The starting second baseman and manager, for forty-nine games, of the 1897 St. Louis Browns was William Wilson Hallman. Hallman was a legit pro who played in over 1500 major league games but he was never a great player. In Major League Baseball Profiles, Volume One, Dave Nemec writes the following about Hallman:
[His] peak years came in 1893-96, when anything less than a .300 BA was a mark of failure. Consequently, his .272 career BA (built around four consecutive .300 seasons during his peak) was about average for his position and some 10 points below the league mark of .282. Hallman was also about dead average as a fielder...
In 1897, Hallman was just awful. He had an OPS+ of 46 and -1.3 WAR for the Browns in eighty games, after they traded Tommy Dowd to get him from the Philadelphias on June 1. And they made him the manager.
The failures of the 1897 Browns can not be placed on the shoulders of manager Hallman. This disaster wasn't his fault. But we can identify one of the problems that the club had as being the fact that they played someone as bad as Hallman at second base for eighty games. Among players who got a significant amount of playing time for the 1897 Browns, Hallman put up the worst numbers - except for, perhaps, Morgan Murphy, who was the backup catcher.

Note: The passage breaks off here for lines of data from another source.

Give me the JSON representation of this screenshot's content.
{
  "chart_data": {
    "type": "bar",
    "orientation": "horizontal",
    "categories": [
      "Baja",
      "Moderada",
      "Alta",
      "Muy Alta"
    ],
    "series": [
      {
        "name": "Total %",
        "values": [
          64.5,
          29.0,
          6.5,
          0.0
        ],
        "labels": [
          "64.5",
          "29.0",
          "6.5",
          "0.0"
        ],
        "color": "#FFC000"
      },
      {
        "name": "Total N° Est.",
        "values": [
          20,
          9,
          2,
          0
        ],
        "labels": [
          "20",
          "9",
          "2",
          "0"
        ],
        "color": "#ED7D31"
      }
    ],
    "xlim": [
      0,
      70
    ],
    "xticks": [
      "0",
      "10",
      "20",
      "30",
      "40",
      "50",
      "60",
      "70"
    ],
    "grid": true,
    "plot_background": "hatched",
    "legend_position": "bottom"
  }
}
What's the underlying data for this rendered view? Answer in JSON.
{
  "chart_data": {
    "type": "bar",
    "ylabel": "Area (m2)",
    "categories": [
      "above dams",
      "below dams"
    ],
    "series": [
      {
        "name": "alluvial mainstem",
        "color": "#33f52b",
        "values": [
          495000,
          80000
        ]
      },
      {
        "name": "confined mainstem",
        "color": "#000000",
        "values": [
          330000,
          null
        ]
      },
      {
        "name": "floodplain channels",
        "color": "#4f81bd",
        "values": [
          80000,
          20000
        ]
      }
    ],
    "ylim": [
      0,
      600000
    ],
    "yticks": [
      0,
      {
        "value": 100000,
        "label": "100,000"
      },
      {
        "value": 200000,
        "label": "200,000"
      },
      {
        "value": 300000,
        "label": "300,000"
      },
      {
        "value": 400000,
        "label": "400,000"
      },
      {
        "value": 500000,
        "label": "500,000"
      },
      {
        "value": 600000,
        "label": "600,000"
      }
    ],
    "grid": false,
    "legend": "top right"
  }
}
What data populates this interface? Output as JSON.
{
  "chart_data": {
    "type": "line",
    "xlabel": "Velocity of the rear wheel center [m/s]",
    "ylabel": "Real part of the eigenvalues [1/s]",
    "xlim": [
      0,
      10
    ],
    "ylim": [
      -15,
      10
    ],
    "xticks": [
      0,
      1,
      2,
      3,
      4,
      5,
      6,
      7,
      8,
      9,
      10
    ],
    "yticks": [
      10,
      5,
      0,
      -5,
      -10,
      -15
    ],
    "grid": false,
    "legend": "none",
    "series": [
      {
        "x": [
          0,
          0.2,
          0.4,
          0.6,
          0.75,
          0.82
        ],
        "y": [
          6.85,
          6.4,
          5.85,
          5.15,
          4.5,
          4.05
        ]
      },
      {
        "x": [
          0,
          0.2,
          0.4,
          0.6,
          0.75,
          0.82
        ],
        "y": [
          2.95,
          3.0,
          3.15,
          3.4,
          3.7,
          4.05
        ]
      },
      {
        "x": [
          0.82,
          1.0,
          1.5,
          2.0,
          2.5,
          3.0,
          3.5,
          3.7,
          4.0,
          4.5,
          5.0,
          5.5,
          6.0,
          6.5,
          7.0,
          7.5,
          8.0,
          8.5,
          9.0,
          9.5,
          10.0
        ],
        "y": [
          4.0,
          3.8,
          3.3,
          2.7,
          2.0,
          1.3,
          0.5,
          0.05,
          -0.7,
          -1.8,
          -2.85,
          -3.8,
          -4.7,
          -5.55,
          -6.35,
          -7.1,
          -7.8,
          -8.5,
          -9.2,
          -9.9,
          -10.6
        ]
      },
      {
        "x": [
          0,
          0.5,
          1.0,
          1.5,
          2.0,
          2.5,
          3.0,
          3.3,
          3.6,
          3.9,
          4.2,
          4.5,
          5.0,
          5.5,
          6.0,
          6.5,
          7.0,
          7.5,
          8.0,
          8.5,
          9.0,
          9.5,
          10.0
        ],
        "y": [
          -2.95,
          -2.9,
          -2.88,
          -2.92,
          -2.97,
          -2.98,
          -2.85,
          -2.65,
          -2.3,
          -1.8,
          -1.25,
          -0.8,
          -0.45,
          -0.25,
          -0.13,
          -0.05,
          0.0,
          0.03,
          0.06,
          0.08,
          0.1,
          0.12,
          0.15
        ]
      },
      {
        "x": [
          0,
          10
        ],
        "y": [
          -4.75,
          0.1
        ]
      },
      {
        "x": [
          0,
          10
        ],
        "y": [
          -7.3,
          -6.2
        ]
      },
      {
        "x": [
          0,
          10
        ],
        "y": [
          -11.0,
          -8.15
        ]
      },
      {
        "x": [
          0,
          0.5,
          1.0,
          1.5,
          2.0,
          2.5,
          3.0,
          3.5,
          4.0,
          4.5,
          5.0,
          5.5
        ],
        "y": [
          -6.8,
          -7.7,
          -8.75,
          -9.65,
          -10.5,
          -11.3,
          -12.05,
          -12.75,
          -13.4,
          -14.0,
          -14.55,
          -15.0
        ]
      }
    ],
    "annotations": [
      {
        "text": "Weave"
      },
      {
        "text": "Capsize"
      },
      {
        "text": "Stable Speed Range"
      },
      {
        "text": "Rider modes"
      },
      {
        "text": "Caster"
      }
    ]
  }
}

So Hallman, while a decent little player over the course of his career, was just terribly bad for the Browns in 1897. Among a group of players who did not have a particularly good season that year, his numbers really stand out.
Returning to Major League Baseball Profiles to wrap this up, Nemec mentions a couple of interesting things:
Bill Hallman was an actor and vaudeville song-and-dance man in the off-season during his playing days. It kept his legs in shape and seems to have earned him more recognition than he ever received for [his baseball career...]
Initially a favorite of Browns owner Chris Von der Ahe's, he swiftly lost the fickle mogul's suport once he was named manager of the club. Hallman was fined $200 by Von der Ahe after he broke his thumb in Cleveland and then contracted malaria that he claimed was brought on because "the dressing rooms which Von der Ahe furnishes his players are never clean."